Organizações da sociedade civil, religiosas e de seropositivos se reuniram na semana passada com o gabinete parlamentar de prevenção e combate ao HIV e SIDA para melhorar um anteprojecto de lei proposto em 2005.
A primeira lei específica para seropositivos em Moçambique foi aprovada em 2002, mas abordava apenas a questão do HIV no ambiente de trabalho.
Para torná-la mais abrangente, a MONASO, rede das organizações da sociedade civil de resposta ao HIV e SIDA, apresentou em 2005 um novo anteprojecto de lei para cobrir outros aspectos da vida com o HIV.
Segundo Alice Ripanga, presidente da MONASO, o documento inicial não era muito desenvolvido – daí a necessidade de actualizá-lo.
“Ele não especificava as penalizações para casos como o crime de discriminação, a violação do sigilo do teste e a transmissão dolosa do HIV”, disse.
Segundo Isaú Meneses, presidente do gabinete parlamentar de prevenção e combate ao HIV e SIDA, é preciso rediscutir a proposta porque existem lacunas na lei de 2002 e no próprio anteprojecto apresentado em 2005.
Um dos pontos que deixam a desejar é a lei que estabelece multas para a discriminação contra seropositivos no ambiente de trabalho.

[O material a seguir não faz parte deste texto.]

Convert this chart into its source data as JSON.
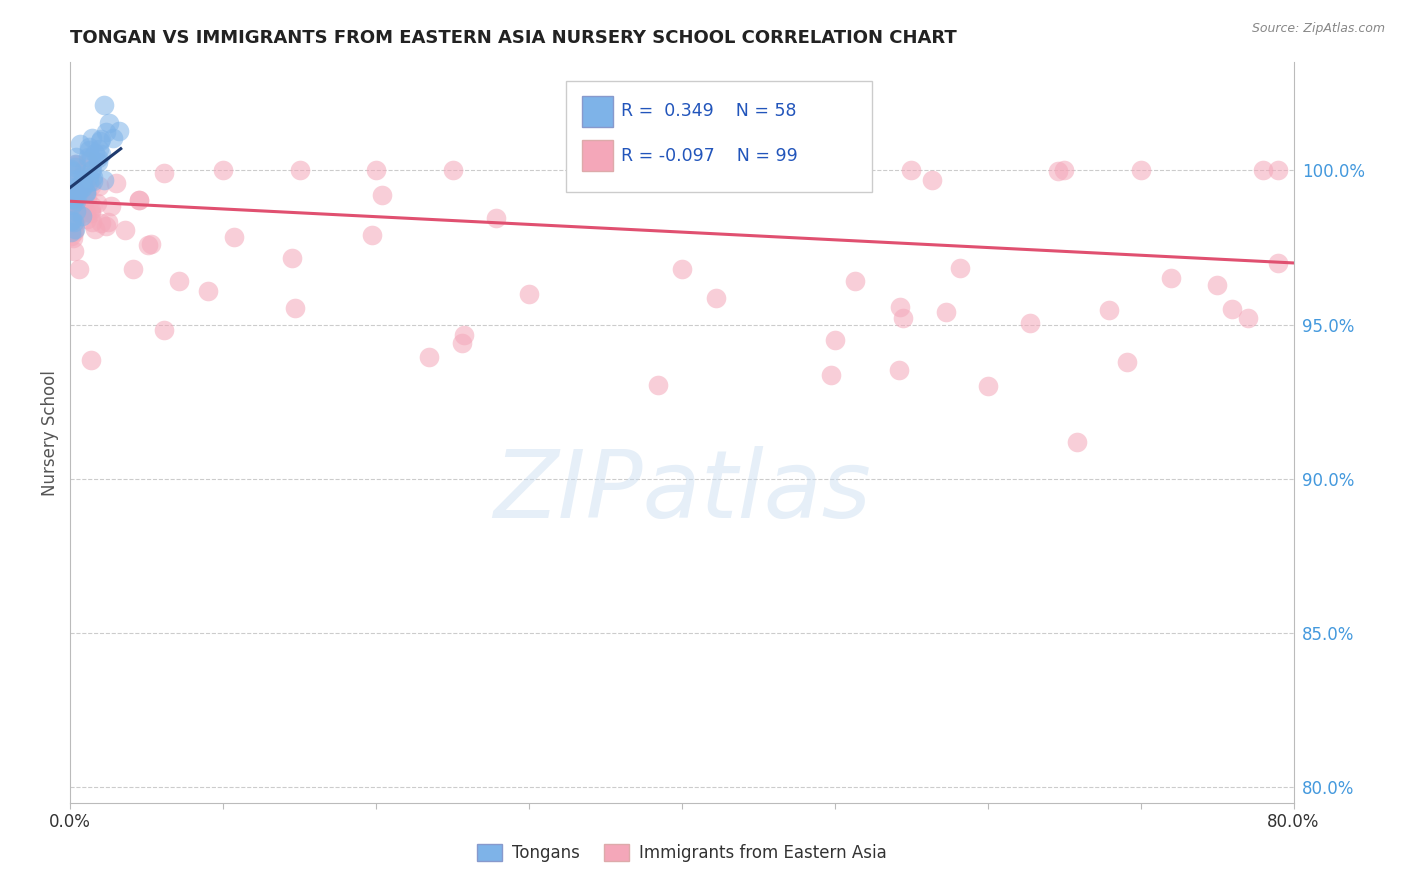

A primeira proposta mostrava como as pessoas com o vírus deveriam ter benefícios, mas não incluía penas para crimes relacionados ao HIV. | Apesar de as multas serem aplicadas, a legislação beneficia o Estado sobre o funcionário seropositivo: 60 por cento do valor é destinado ao orçamento do Estado, enquanto 40 por cento vai para o organismo oficial de informação, aconselhamento e combate ao HIV.
Documento mais abrangente
Com estas sugestões, o novo anteprojecto pretende ser um documento mais completo e abrangente quanto às questões em torno da seropositividade.
“A primeira proposta mostrava como as pessoas com o vírus deveriam ter benefícios, mas não incluía penas para crimes relacionados ao HIV”, disse Júlio Mujojo, secretário executivo nacional da Rensida, uma rede de associações de seropositivos em Maputo.
Segundo o novo anteprojecto, a transmissão dolosa de HIV será punida com prisão de dois a oito anos, enquanto a divulgação não autorizada de imagem de um seropositivo identificado como tal receberá uma pena de prisão de dois anos.
A actual proposta também sugere que os órgãos de comunicação públicos, como a Televisão de Moçambique e a Rádio Moçambique, cedam espaços de antena para a transmissão de temas relacionados à SIDA.
“O HIV é um problema nacional e de interesse público. Onde é que as organizações vão arranjar o dinheiro para pagar os órgãos de comunicação?”, perguntou Alice Mabote, presidente da Liga Moçambicana dos Direitos Humanos.
O anteprojecto propõe ainda que os seropositivos recebam alimentos, assistência médica, habitação e educação do estado.
“Demorou-se porque era preciso reflectir no assunto, capacitar os deputados na legislação em HIV, consultar a sociedade civil”, disse Meneses. “Nosso interesse é ter uma lei com maior qualidade possível.”